Weight Loss and Living with Contentment
Weight Loss and Living with Contentment
If I could use one word to express how I feel about my life now it would be contentment. This has not always been the case but I have found a way of living that has allowed me to feel this and along the way I have lost weight and let go of old ideals and beliefs that were holding me back from living a life with love and joy.
My life used to be a constant wave of ups and downs. There was never a time when I would say I was on an even keel for very long. When things felt lovely and life was running along smoothly I didn’t have the capacity to hold that loveliness. I would start to think something was going to go wrong and then I started on a mission of trying so hard to hold everything: my room as a young girl, my house and all that was in it, trying to always keep the house tidy, trying to keep on top of everything that was going on around me. Trying to stay one step ahead of life so that I didn’t have to feel what was really going on in my life, so then never really being in my life. Instead, constantly on the run.
All this began to dissipate when I started to listen to talks by Serge Benhayon.
I had been seeing Serge for some time prior to this; each year I would head south and have a healing session with him. I know in this time things were starting to slowly change, but after listening to his talks it was like life started to make sense. I began to understand the part I played and my responsibility in all that I chose to do. I remember once thinking that life now felt like I was looking at the back of a tapestry, seeing how the threads were worked together, the detail, the intricate stitching that made the tapestry. It was the back of the carpet and how it was worked that was the important part, this was the greatest contribution to the end result.

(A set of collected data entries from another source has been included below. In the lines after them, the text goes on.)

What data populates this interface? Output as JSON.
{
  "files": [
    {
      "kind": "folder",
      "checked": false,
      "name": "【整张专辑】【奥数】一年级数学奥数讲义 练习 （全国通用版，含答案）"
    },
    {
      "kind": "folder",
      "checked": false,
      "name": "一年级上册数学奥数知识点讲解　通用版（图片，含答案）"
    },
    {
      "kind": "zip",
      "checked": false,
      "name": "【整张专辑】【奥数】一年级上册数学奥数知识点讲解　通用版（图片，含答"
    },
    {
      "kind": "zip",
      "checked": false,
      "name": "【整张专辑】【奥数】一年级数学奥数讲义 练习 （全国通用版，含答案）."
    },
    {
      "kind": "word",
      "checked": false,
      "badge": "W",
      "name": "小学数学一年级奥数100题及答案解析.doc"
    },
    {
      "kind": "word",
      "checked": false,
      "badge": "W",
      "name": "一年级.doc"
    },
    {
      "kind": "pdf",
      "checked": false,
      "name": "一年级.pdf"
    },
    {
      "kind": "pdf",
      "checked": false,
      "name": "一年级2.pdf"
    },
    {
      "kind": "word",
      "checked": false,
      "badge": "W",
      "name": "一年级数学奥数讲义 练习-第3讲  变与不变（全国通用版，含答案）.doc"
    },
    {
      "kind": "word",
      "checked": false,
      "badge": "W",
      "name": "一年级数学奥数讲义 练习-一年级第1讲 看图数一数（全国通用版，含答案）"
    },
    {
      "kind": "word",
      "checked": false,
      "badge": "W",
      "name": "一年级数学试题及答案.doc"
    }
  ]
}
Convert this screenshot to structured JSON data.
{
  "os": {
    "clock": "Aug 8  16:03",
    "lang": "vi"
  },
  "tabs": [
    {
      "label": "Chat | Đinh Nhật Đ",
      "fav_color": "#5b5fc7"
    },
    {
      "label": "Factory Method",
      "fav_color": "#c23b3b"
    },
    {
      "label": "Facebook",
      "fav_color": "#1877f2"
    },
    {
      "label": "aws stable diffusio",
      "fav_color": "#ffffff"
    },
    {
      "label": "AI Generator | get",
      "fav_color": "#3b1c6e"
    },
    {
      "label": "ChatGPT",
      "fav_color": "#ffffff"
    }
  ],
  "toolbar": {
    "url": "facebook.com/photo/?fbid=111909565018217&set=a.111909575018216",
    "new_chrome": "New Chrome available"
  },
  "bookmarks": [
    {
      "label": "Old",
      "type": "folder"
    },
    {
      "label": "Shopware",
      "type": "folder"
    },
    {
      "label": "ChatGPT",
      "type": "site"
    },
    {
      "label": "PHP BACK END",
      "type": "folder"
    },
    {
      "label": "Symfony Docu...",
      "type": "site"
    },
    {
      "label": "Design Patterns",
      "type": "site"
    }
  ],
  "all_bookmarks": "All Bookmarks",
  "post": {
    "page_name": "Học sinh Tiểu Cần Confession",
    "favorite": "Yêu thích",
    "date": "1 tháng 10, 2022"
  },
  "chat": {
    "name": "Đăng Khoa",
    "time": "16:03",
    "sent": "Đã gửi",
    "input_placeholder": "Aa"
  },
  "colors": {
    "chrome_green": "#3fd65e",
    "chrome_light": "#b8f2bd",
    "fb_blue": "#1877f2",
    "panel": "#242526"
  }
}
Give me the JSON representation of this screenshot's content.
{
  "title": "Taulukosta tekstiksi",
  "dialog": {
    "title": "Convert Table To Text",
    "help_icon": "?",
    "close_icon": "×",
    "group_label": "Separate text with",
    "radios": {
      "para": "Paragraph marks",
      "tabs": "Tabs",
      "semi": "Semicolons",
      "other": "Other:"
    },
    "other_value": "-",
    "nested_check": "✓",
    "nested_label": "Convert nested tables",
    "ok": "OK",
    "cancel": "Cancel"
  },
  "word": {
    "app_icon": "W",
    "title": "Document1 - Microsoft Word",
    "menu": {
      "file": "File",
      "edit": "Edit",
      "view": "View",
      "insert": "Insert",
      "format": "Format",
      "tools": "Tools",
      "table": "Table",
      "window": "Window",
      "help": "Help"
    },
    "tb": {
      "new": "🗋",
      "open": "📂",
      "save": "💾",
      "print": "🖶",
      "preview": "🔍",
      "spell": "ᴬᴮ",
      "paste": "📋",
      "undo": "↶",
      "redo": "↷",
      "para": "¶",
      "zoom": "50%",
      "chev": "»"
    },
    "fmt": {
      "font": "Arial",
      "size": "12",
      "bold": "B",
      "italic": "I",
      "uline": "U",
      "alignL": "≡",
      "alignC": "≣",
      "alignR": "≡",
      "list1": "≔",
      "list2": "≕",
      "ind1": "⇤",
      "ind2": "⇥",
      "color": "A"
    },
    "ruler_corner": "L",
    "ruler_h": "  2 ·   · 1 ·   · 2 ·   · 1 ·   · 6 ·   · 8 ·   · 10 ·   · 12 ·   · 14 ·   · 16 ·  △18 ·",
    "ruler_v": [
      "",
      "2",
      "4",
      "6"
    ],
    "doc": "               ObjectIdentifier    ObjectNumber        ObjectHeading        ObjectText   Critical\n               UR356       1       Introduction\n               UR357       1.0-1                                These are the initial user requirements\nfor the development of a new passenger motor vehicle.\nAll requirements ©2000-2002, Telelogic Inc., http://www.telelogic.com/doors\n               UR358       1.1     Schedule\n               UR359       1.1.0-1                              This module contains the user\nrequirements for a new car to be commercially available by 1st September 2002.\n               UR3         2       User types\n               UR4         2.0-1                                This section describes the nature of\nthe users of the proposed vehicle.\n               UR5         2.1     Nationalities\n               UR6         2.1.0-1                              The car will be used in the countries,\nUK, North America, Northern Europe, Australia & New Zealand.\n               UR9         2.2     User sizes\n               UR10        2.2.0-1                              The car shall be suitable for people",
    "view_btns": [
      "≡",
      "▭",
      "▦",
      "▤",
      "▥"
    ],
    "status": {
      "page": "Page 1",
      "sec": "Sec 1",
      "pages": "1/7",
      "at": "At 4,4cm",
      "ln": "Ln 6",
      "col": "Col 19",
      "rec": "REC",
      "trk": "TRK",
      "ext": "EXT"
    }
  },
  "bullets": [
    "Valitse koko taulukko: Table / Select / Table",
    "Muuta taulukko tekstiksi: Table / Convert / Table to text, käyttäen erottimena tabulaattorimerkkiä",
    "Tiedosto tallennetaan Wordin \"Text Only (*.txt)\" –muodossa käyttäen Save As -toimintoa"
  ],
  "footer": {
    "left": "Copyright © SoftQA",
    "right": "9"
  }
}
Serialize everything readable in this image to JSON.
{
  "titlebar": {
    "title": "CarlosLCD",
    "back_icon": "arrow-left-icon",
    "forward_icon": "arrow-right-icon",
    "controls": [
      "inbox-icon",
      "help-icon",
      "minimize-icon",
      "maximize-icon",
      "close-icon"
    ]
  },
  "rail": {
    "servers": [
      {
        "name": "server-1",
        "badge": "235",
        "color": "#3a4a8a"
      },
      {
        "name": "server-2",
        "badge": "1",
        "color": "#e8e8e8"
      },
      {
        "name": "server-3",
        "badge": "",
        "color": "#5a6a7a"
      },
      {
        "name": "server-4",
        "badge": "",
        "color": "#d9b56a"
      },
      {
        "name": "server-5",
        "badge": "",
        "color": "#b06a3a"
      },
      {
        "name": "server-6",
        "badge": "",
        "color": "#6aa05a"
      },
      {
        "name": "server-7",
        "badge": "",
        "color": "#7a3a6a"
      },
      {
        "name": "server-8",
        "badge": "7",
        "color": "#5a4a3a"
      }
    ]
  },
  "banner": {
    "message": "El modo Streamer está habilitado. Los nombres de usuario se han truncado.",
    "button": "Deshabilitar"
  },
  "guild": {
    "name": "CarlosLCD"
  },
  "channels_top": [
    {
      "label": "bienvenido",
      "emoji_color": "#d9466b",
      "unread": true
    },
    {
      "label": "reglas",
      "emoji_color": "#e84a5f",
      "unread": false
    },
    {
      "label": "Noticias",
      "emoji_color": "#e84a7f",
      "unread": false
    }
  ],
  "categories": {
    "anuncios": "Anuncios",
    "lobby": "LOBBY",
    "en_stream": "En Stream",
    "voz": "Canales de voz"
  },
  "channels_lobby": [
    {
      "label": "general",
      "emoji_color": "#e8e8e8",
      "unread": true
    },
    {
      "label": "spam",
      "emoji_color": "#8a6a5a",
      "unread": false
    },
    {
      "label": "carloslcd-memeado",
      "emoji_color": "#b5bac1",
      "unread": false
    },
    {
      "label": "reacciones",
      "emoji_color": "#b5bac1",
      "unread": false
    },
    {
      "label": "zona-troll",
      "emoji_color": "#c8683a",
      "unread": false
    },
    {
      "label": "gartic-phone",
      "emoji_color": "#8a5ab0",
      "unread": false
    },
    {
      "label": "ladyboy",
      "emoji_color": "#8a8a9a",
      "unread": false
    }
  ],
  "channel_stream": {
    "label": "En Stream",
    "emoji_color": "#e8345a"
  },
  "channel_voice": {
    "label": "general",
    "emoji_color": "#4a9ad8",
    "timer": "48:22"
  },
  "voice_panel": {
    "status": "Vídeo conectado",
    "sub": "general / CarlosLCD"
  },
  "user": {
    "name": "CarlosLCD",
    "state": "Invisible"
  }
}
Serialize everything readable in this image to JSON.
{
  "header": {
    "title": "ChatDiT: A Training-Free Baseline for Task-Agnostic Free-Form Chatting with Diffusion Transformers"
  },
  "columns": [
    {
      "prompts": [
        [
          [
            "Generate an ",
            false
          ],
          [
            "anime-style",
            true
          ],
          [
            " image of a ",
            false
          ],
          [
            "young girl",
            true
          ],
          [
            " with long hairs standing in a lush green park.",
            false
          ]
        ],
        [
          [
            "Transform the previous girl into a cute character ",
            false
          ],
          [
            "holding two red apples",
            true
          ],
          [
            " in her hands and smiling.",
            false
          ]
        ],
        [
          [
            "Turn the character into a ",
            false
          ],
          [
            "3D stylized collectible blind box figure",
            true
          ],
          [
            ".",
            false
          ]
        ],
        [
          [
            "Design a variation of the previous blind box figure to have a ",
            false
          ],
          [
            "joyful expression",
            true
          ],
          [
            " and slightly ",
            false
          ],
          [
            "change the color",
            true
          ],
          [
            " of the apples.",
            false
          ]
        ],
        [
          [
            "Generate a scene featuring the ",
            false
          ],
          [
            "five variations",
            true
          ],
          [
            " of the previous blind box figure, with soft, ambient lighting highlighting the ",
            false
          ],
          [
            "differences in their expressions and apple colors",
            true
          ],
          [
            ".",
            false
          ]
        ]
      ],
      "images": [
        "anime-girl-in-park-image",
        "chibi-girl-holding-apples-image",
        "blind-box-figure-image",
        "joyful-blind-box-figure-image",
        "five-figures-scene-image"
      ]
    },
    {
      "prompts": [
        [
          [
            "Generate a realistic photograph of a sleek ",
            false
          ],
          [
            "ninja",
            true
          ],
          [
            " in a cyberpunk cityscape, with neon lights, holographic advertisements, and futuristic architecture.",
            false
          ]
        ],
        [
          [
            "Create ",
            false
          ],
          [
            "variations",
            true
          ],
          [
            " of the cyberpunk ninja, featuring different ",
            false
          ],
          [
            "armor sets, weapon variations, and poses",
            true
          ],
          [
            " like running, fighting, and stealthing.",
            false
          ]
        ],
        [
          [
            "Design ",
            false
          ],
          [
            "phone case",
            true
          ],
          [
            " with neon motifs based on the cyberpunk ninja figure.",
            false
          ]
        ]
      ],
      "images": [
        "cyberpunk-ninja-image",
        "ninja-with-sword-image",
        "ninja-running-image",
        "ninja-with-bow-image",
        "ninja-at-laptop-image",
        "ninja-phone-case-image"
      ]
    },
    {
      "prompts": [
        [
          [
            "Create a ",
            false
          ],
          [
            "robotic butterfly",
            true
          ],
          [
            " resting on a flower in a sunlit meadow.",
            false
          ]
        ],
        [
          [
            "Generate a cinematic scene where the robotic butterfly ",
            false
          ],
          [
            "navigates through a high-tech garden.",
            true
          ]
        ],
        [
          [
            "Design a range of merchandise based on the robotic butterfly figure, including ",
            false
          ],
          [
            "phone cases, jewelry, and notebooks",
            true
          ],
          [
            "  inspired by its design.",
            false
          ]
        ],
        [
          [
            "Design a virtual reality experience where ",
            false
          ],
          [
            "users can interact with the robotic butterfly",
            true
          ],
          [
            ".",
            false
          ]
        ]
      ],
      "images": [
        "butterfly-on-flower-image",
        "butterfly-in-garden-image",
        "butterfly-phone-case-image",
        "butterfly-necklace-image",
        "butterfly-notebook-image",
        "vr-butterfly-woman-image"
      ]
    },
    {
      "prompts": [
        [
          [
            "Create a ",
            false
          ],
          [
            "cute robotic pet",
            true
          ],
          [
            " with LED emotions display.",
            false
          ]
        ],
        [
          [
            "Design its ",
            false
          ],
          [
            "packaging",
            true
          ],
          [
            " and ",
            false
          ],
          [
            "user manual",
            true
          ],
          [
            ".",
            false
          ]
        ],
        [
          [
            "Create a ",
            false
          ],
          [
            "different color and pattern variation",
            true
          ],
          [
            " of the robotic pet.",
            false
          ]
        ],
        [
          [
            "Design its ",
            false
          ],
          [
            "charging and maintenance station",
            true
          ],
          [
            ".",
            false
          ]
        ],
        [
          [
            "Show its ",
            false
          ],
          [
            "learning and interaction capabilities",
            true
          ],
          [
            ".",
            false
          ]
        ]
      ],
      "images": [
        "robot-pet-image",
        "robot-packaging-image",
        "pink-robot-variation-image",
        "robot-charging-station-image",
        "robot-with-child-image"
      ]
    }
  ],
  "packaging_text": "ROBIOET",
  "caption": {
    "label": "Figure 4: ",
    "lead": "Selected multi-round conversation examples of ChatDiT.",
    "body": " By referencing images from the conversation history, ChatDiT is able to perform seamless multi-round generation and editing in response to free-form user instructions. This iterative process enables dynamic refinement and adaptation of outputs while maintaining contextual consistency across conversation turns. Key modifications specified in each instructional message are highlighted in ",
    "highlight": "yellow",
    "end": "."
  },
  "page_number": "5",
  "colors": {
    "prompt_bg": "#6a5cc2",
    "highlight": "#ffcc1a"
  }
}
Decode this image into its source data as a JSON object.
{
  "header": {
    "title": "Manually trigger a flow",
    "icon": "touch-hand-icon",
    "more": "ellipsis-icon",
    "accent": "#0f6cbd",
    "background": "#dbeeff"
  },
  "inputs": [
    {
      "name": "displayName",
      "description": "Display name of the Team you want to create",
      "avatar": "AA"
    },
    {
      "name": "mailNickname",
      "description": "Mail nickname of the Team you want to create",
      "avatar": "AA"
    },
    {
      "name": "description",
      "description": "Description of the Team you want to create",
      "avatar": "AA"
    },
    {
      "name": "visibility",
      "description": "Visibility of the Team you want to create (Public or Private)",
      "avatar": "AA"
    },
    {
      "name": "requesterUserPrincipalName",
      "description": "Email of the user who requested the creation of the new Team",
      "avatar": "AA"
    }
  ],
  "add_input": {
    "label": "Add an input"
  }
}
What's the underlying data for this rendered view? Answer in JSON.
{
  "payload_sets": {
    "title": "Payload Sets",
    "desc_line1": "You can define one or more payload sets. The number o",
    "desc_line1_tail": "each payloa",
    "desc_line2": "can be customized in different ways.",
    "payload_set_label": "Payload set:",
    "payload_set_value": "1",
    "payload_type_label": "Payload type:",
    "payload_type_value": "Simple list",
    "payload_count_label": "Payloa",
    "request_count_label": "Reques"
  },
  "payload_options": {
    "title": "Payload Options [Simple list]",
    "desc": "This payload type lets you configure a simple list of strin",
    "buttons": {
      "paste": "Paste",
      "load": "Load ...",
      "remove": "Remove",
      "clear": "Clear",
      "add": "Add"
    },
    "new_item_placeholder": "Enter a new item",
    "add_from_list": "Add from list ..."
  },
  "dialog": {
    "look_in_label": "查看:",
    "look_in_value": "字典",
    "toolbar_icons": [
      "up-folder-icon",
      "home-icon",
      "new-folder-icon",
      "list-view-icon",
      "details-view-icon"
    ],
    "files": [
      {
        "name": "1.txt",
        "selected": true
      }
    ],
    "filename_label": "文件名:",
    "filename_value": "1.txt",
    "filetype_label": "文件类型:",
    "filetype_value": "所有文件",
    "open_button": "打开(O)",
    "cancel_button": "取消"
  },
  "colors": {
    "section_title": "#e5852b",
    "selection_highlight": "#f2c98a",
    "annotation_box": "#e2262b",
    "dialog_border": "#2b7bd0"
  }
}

This is what gave the tapestry the beautifulness that you saw and the quality that I felt.
Since coming to this deeper understanding, everything in my life has changed: there is a holding now that I didn’t feel before, a sense that I no longer have to try to hold anything and my life is now held with the loving support from the choices that I make. The more love and appreciation I have for me, the more I learn to love me, then the more of me I am living in my life. This allows an openness to love others and hold others in the same way that I hold myself.
Who would have thought that to change my life I had to start with me – me on the inside, not me in relation to everything and everyone ‘out there’ first?
One of the biggest things that changed was my relationship with food. I started listening to my body and when I would eat something, I would write down what I ate and how I felt; I then started to make choices that were based on my body’s reaction to the food that I was eating. So if I ate something that made me bloated, lethargic and/or gave me indigestion, I would eliminate it from my diet. As a result I lost 25 kilos. The excess weight slowly fell away over 2 years with no thought of dieting and it has not come back. My relationship with food and my body means that my choices with food are forever changing. The deeper my relationship with my body, the deeper I am able to feel what it is that my body needs.
It was easy for me to give up foods that did not agree with my body. I had previously always been in a punishing relationship with myself. Recently while doing a course on Slowing Down my diet, I got to stop and feel at a much deeper level not just what I was choosing to eat but how I was eating it – did I love to cook, did I love taking the time to set the table and sit and spend time with myself? I discovered that even though I had lost weight and kept it off, the choices that I had been making were coming from my head and not from a connection to my body.
Even though I had been making more loving choices with my food and life in general, there was still something really deep that I was not dealing with. And this was my lack of self-love], and appreciation in the way I felt about me, and the way I talked to me and allowed my thoughts to run off in a punishing, almost abusive way towards myself.
Through The Way of The Livingness I have learnt so much about responsibility. I am responsible for what happens in my life far beyond what I choose to eat and how it affects me as well as every part of my body. When I choose to be more loving and tenderly look after myself on the inside and the outside, I’m offering the world a reflection that is a different way of living. By taking responsibility for the choices that I am making in all parts of my life, I have far more awareness of what is going on around me and how my choices are affecting everyone else.
By choosing the love I have for myself that brings awareness and responsibility, I now feel a sense of contentment inside me that says ‘I’m okay’. I’m not perfect… I’m forever learning and unfolding a truer way of living. Life is much simpler and I now feel a holding that supports me in all areas of my life.
As my commitment to life grows, I am letting go of ideals and beliefs, self-punishing ways and holding back out of fear or anxiousness, and letting go of not wanting to be with myself. My life is now more full of me and I am finding that it is the choosing to be with me that has allowed me to feel the joy, contentment and steadiness in my body.
By choosing to live with this inner contentment I have a knowing inside me from something far beyond me as an individual – a feeling of connection to everything and everyone. A feeling that is universal.
Now when I stop and take a moment to look around at all the simple things in life, I get a feeling of absolute joy, even if it is hanging the clothes on the line, feeling the sun on my face and watching the willy wagtails playing in the yard.